Here’s some brutal honesty: Entire movements have gone down in flames because of boneheaded approaches to good ideas. This isn’t to say we can’t afford to make mistakes. In fact, the only way to know we’re taking risks is to make mistakes. We can’t afford not to make them. But we also can’t afford to ignore common-sense leadership practices.   
In honor of our most fatal leadership mistakes, here are my “from the hip” ways to kill great ideas. (Warning: sarcasm ahead)
1. Form a committee. In this way, you’ll be able to devote more time to empty note taking and less time to solving problems. Also, we’ll be able to prevent a single great leader from running with the idea without feeling the need to check with several people with different opinions before proceeding.
2. Be sure to control it. Before you even start executing a good idea, be sure to write plenty of rules and parameters so that no one feels the freedom to run too fast with it. Freedom is the enemy when we’re trying to kill good ideas.
3. Devote a lot of time to calculating the costs. Be sure that everyone understands just how much failing can cost us so that we inch along, paralyzed by fear.
4. Assume it’s everyone’s responsibility. If we’re able to say, “Our organization should really be doing this,” it takes the pressure off anyone in particular who might actually take ownership. In this way, no one gets blamed for the death of the idea … at least not individually.

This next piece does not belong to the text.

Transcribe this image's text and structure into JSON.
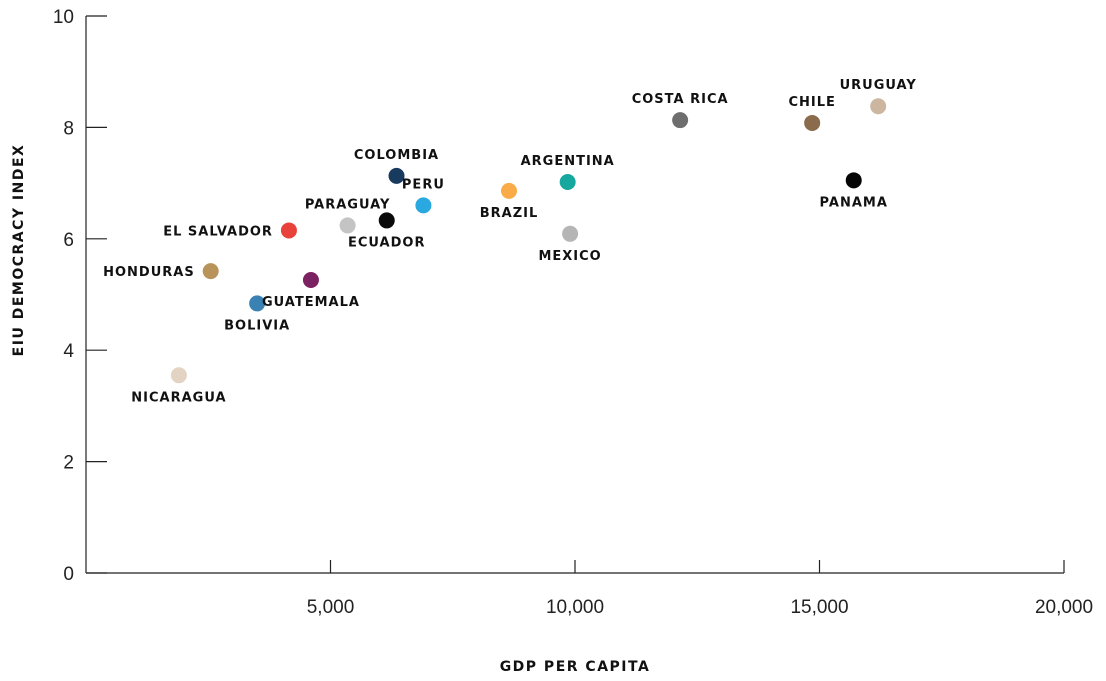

5. Assume it’s your responsibility alone. If we get help, we’ll just saddle people with the burden of investing their time into meaningful pursuits rather than having more free time to not develop their skills and talents.
6. Vote on it. This will give everyone a sense of power and let them decide that they’re “against” the idea even if it isn’t something they understand. After all, majorities of people are usually smart, right? Besides, in the end, it’s really about keeping as many people as possible happy.
7. Avoid learning from others who have acted on similar ideas. Never ask people who have succeeded or failed before. It’s better to re-invent the wheel, take full credit (or blame) in the end and brag on how much we’ve been able to do (or not do) all on our own.
8. Keep young people out of it. They’re all too inexperienced and unwise to lead anything. Besides, do the voices of the young really matter? I thought they were meant to be seen and not heard … or valued.
9. Keep old … advanced … experienced people out of it. After all, they’re just all grumpy, afraid of change and set in their old-fashioned ways. Their years of wisdom and experience will just complicate matters.
10. Take a little more time to talk about your intentions for the good idea. As long as you’re intending to do something good, it’s as good as doing it, except that it never gets done. But you will have meant well when it’s all said and not done.
I’m guilty of at least a majority of these at one time or another in my own leadership, so I’m not writing out of arrogance but in confession.